Furthermore, a composite cylindrical shell with a thickness of 3 mm, length of 405 mm and inner radius of 100 mm is produced using a T700-12K carbon–epoxy towpreg. The filament winding sequence is [±90]₂/([±20]/[±90]/[±40]/[±90]/[±60]/[±90])₂/[±90]. The mechanical properties are E₁₁ = 102 GPa, E₂₂ = 7 GPa, G₁₂ = 8 GPa, v₁₂ = 0.3. An external hydrostatic load testing is conducted in a hydrostatic chamber. As shown in Figure 7, one end of the shell is fixed on the flange and the other end is connected to the rigid disk. This structural form is equivalent to the cantilever-like boundary conditions. Water is continuously injected into the chamber to apply hydrostatic pressure. Thus, the composite cylindrical shell is submerged into the chamber and experiences external hydrostatic pressure on the shell and the rigid disk. Figure 8 shows the buckling mode observed in the test and using the finite element analysis. The critical buckling pressure and buckling mode obtained using the analytical method, FEM and testing are listed in the Table. Through the comparison, it can be seen that the buckling mode predicted by the analytical solution and FEM is consistent with the experimental result, which is characterized by three waves in the circumferential direction. As for the critical buckling pressure, both the analytical solution and FEM give relatively small deviations. Reviewing the buckling mode of analytical examples listed in Table 5 and

Table 6. Analytical, FEM and experimental results.

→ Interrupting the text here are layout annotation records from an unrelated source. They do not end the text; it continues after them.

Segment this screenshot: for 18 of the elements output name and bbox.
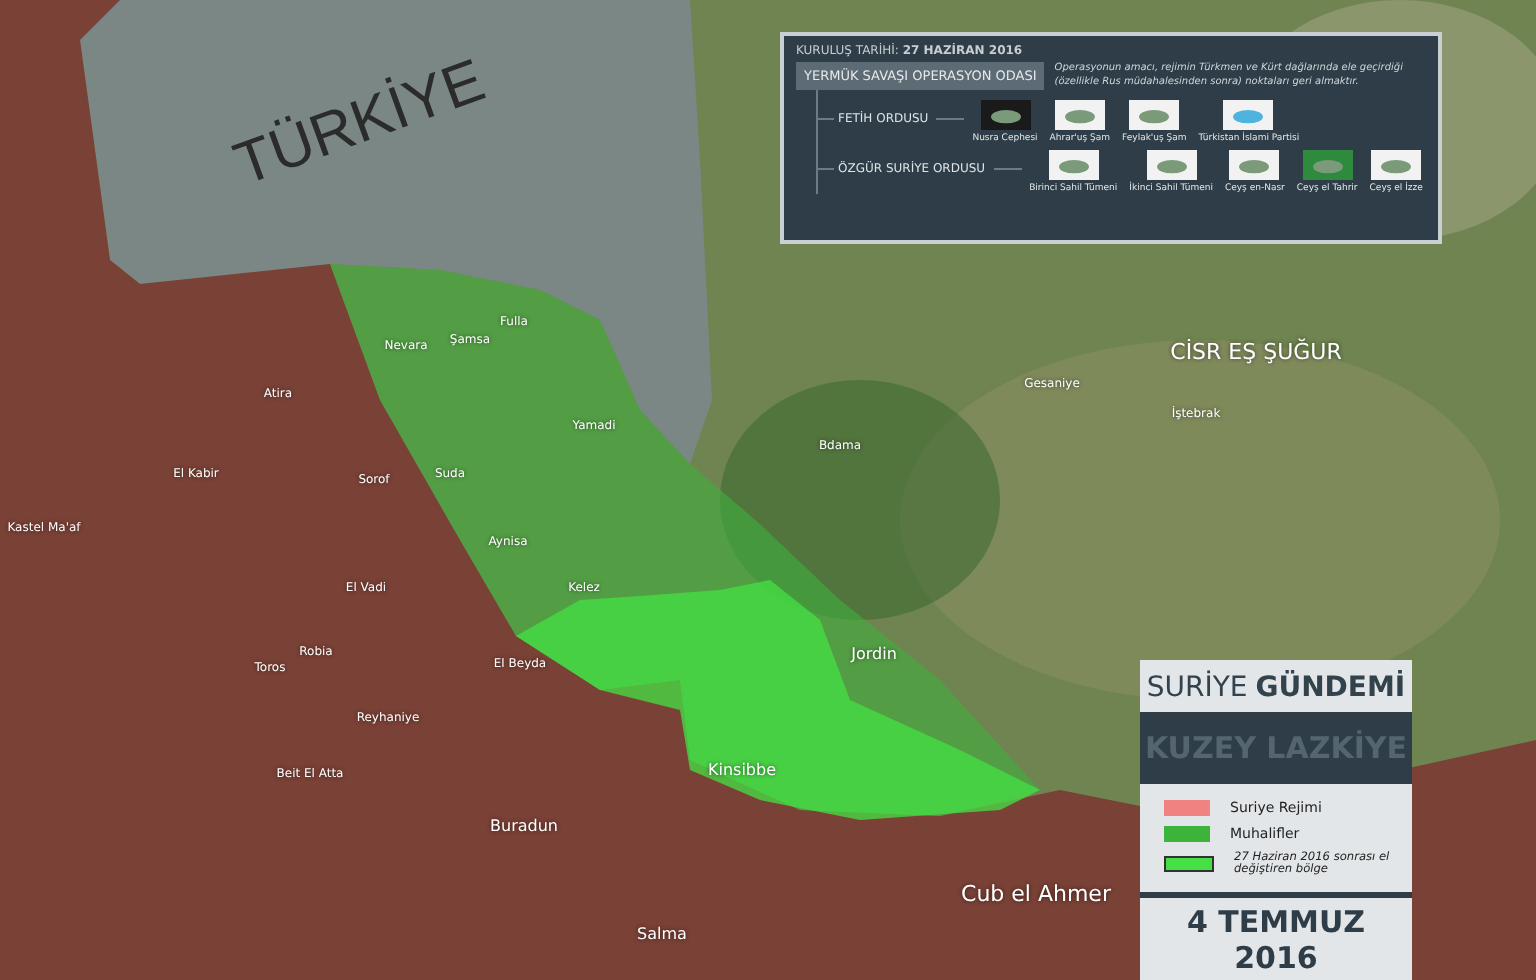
logo-placeholder	[1370, 150, 1423, 180]
logo-placeholder	[1128, 100, 1181, 130]
place-label: Cub el Ahmer	[961, 881, 1111, 907]
logo-placeholder	[1301, 150, 1354, 180]
place-label: Salma	[637, 925, 687, 943]
place-label: Buradun	[490, 817, 558, 835]
logo-placeholder	[1145, 150, 1198, 180]
date-label: 4 TEMMUZ 2016	[1140, 892, 1412, 980]
brand-title: GÜNDEMİ	[1255, 672, 1406, 704]
logo-placeholder	[1222, 100, 1275, 130]
place-label: CİSR EŞ ŞUĞUR	[1170, 339, 1342, 365]
logo-placeholder	[1047, 150, 1100, 180]
logo-placeholder	[979, 100, 1031, 130]
logo-placeholder	[1053, 100, 1106, 130]
logo-placeholder	[1228, 150, 1281, 180]
brand-title: SURİYE	[1146, 672, 1248, 704]
place-label: Kinsibbe	[708, 761, 776, 779]
place-label: Jordin	[851, 645, 897, 663]
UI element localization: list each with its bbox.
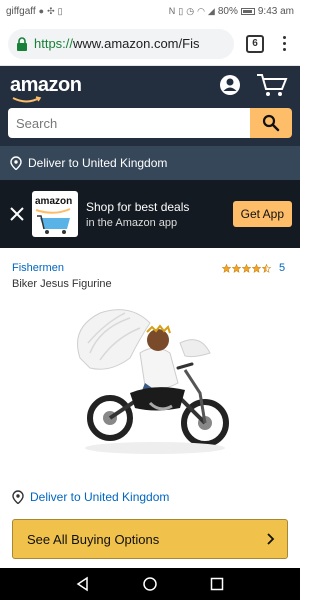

Buckling Pressure/Mpa and Buckling Mode n
Analytical Method (Deviation)		Finite Element Method (Deviation)		Experiment
3.297 (7.75%)	n = 3	3.02 (1.31%)	n = 3	3.06	n = 3

, it is found that the initial configuration, such as stacking sequence, radius and length, causes changes in the first mode of buckling and critical buckling pressure of the shell.

4. Conclusions

An analytical solution for the buckling of a composite cylindrical shell subjected to hydrostatic pressure was derived using the Galerkin method. The boundary conditions of the cylindrical shell are that one end is fixed and the other end is connected to a rigid disk allowing axial displacement. The axial displacement of the shell is approximated by the first mode shape of transverse vibration of the clamped sliding beam. The circumferential displacement and deflection are approximated by the first derivation of the beam function. Analytical examples were conducted and the calculation results were compared to the finite element analysis and experimental results. It was shown that the buckling mode of the composite cylindrical shell predicted by the analytical solution was in good agreement with the finite element analysis, while the mode was consistent with the buckling shape observed in the experiment. As for the critical buckling pressure, the analytical method proposed in this study gave a deviation of about 10% in comparison with the test results. The analytical solution derived in the work would be suitable for predicting the critical buckling pressure and buckling mode for thin-walled composite cylindrical shells with cantilever-like boundary conditions under hydrostatic pressure. In future research, the transverse shear effect will be taken into consideration to construct linearized buckling equations to study the buckling of mid-thickness and thick-walled composite cylindrical shells.